Ce qui émerge de la lecture de cet ouvrage est une conception ethnique et communautaire fermée de l’identité dont le soubassement est l’appartenance religieuse[1], ce qui est fort éloigné de l’usage auquel la sociologie de Norbert Elias nous a familiarisés[2]. Si « la religion est la caractéristique identitaire des civilisations », c’est qu’elle « est la différence entre les peuples la plus grande qui soit » [p. 379]. On comprend alors que les conflits s’enracinent aujourd’hui dans la différence culturelle et religieuse.
Appliqué à la Méditerranée, le point de vue géopolitique d’Huntington se superpose à une réalité géologique. La Méditerranée serait un lieu où s’affrontent des plaques géologiques et où se manifestent les failles culturelles sur lesquelles prend appuie la thèse du choc des civilisations. Vue avec des cartes Nord-Atlantiques, la Méditerranée est traversée par l’opposition entre la rive sud et la rive nord, entre l’Europe, l’Afrique et l’Asie, entre l’Occident et l’Orient, entre le Catholicisme et l’Orthodoxie, entre le Christianisme et l’Islam. Bref, la Méditerranée serait l’un des lieux les plus pertinents pour soutenir la thèse d’Huntington : les pays s’allieraient entre eux par affinité civilisationnelle et s’affronteraient aux autres sur la base de cette appartenance commune et exclusive.
Du bon et du mauvais usage de la longue durée
Ce qui rend apparemment inattaquable cette thèse est le fait que les évènements qu’elle est censée expliquer reviennent dans le temps. Le recours à la longue durée du conflit entre les civilisations serait un gage de sa véracité. Songeons à la Méditerranée et à l’affrontement pluriséculaire entre monde chrétien et arabo-musulman. Qui pourrait oublier les croisades et les conversions forcées, les razzias et les actes de piraterie, le colonialisme et les protectorats, les invasions et les conquêtes, les épurations ethniques et les expulsions qui se sont manifestées depuis que l’Islam est apparu ? Certains islamologues reconnus [Lewis, 2002] vont jusqu’à résumer les treize derniers siècles d’histoire méditerranéenne par une suite d’affrontements entre ces deux religions monothéistes.

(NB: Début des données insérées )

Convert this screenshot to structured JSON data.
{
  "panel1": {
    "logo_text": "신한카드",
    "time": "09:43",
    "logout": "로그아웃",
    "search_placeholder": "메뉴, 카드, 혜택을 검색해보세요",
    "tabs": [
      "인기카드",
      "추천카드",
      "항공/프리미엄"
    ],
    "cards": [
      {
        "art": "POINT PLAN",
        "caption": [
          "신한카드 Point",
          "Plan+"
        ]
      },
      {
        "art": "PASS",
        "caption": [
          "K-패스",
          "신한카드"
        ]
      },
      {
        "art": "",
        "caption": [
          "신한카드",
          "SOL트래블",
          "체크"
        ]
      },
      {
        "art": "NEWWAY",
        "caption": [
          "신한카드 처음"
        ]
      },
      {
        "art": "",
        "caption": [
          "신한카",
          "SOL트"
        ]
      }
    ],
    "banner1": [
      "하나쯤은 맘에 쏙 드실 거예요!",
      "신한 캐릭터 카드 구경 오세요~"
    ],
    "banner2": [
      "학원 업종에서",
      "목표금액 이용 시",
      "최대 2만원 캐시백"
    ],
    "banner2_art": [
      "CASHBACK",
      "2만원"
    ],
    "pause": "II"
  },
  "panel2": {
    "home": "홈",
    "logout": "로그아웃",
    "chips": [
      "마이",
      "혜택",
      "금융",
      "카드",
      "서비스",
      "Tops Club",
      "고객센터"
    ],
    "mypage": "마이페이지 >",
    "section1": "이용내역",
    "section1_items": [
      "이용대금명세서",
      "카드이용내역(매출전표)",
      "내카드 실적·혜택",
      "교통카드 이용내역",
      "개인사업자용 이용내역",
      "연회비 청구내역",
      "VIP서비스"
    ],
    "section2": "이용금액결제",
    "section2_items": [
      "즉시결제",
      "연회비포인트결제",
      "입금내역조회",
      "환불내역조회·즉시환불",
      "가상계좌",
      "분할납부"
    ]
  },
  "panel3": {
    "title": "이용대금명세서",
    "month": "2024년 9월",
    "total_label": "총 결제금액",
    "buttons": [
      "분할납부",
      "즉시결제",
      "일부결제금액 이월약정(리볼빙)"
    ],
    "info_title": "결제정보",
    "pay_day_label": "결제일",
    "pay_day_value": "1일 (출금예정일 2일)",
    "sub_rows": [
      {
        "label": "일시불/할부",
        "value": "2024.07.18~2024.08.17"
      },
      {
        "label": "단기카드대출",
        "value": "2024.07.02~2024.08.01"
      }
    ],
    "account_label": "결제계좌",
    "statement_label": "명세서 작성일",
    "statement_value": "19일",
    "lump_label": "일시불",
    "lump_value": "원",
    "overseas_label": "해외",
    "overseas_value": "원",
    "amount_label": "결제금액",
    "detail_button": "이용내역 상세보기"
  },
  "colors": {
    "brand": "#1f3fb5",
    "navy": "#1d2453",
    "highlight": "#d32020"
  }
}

Les faits récurrents que ces auteurs convoquent ne peuvent être démentis. Toutefois, il est tout de même curieux que la perspective de la longue durée du choc des civilisations débute arbitrairement avec l’apparition de l’Islam sur les bords des rives orientale et méridionale de la Méditerranée pour illustrer la conflictualité qui oppose ses rivages, ses golfes, ses archipels. Or l’histoire de la discorde en terres méditerranéennes est bien plus ancienne. L’usage de la longue durée ressemble fort à l’usage de la comparaison dont nous avons discuté ailleurs [Cicchelli, 2007]. Dans ce cas-là aussi, il s’agit de bien saisir quel type de procédure on met en place et quelles conséquences cela induit sur la production des résultats. Aussi, afin de vérifier jusqu’où les faits que la théorie du choc des civilisations est censée prédire apportent une preuve à la démonstration huntingtonienne, est-il nécessaire de remonter aussi loin que possible, aussi loin que les hommes vivant sur les bords de cette mer ont eu la conscience d’une opposition (culturelle ou de civilisation).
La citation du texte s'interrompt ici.